New mutation in mitochondrial antioxidant gene offers new insights in the pathogenesis of a rare form of adrenal insufficiency
August 12, 2014
Familial gluocorticoid deficiency (FGD) is a rare, hereditary form of adrenal insufficiency characterised by resistance of the adrenal glands to stimulation by their trophic hormone, ACTH (adrenocoticotropic hormone). FGD patients typically present in infancy or early childhood with failure to thrive or seizures and prompt glucocorticoid replacement is essential to prevent or successfully manage a life-threatening adrenal crisis. Interestingly, no other organ dysfunction has been reported in these individuals. Until recently, this enigmatic condition had exclusively been attributed to mutations on the ACTH recepotor (MC2R) and its accessory protein (MRAP).

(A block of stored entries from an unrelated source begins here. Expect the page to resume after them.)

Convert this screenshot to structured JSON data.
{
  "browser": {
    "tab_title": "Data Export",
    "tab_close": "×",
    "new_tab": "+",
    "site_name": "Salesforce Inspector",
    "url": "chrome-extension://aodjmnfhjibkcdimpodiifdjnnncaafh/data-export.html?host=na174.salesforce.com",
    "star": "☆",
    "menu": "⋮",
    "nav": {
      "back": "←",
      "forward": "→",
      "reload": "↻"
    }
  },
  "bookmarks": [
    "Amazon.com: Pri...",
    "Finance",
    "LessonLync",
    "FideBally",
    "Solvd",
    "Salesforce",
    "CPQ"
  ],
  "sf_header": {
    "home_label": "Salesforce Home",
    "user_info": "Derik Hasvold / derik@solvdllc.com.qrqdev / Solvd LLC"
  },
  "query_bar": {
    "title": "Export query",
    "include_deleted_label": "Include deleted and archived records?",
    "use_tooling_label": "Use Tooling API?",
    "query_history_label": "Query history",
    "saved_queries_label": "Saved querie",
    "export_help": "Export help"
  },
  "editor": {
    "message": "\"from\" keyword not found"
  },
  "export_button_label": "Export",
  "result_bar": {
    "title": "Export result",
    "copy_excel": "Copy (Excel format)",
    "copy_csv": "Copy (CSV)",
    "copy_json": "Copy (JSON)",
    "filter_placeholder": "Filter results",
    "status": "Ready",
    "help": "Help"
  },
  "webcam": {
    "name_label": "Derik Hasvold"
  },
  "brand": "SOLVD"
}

A recent study published in the Journal of Clinical Endocrinology and Metabolism reveals a new genetic link between FGD and inactivating mutations of a gene encoding a mitochondrial antioxidant protein, thioredoxin reductase 2 (TXNRD2). The study was based on whole exome sequencing of three affected individuals from a consanguineous family. Two years ago, the same group discovered a causal link between FGD and another mitochondrial antioxidant, Nicotinamide Nucleotide Transhydrogenase (NNT). Both TXNRD2 and NNT are crucial parts of the mitochondrial system which detoxifies reactive oxygen species (ROS), the harmful byproducts of aerobic metabolism. These findings underline the, hitherto unsuspected, importance of oxidative balance in adrenal physiology. Further research is required to delineate the complex interplay between ROS and steroidogenesis and explain the selective susceptibility of the adrenal glands to oxidative stress.